警察と検察の“不誠実”断罪 信号取り締まり逮捕めぐり空前の逆転劇

 男性の控訴で迎えた12月6日の大阪高裁判決は、まず「黄色信号だった」という男性の主張を検討。信号無視の性質として「違反者にその自覚がないこと」があり得るとし、「男性が警官らに車載カメラの映像確認を求めたことは格別不当ではない」と指摘した。その上で「映像を示す機会を与えていれば、男性が反則切符を受け取っていた可能性は十分にあった」と述べ、映像の存在を否定し続けた警察の対応を「はなはだ不誠実」と断罪した。

 さらに判決の矛先は検察にも向けられた。書面の受領拒否での起訴は「酷だ」というのだ。検察側は「後になって反則切符の利用を希望したからといってそれに応じていれば手続きが混乱する」と訴えた。

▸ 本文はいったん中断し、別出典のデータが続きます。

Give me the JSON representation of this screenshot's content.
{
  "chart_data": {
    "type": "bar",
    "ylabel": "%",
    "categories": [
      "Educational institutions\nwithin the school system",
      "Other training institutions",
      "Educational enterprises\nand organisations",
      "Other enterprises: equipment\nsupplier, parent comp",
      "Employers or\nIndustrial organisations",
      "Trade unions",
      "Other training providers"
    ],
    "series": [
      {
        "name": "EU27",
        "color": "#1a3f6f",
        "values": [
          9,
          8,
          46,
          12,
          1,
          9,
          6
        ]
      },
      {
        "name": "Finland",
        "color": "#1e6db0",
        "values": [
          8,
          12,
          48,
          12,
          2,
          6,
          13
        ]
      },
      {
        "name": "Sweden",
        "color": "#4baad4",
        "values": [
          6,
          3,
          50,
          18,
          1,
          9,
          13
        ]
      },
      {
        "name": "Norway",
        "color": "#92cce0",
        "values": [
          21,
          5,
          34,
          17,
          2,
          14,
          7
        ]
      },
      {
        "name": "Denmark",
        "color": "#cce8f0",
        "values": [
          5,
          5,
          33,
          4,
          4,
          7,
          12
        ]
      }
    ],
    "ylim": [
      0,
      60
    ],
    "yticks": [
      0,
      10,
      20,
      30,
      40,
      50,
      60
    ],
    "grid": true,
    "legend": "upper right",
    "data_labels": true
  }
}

判決も「一般論では検察官の言う通り」としながらも、「警官の不誠実な対応が原因の特殊例外的な場合まで理を貫くことが、制度の安定的な運用に資するものとは思えない」と指摘。検察官の刑事処分について「信義に反し無効だ」と公訴棄却とした。

 捜査関係者によると、交通違反者に車載カメラの映像を見せる運用はどこもしていないとされる。大阪高検は12月20日、「承服し難い」として上告した。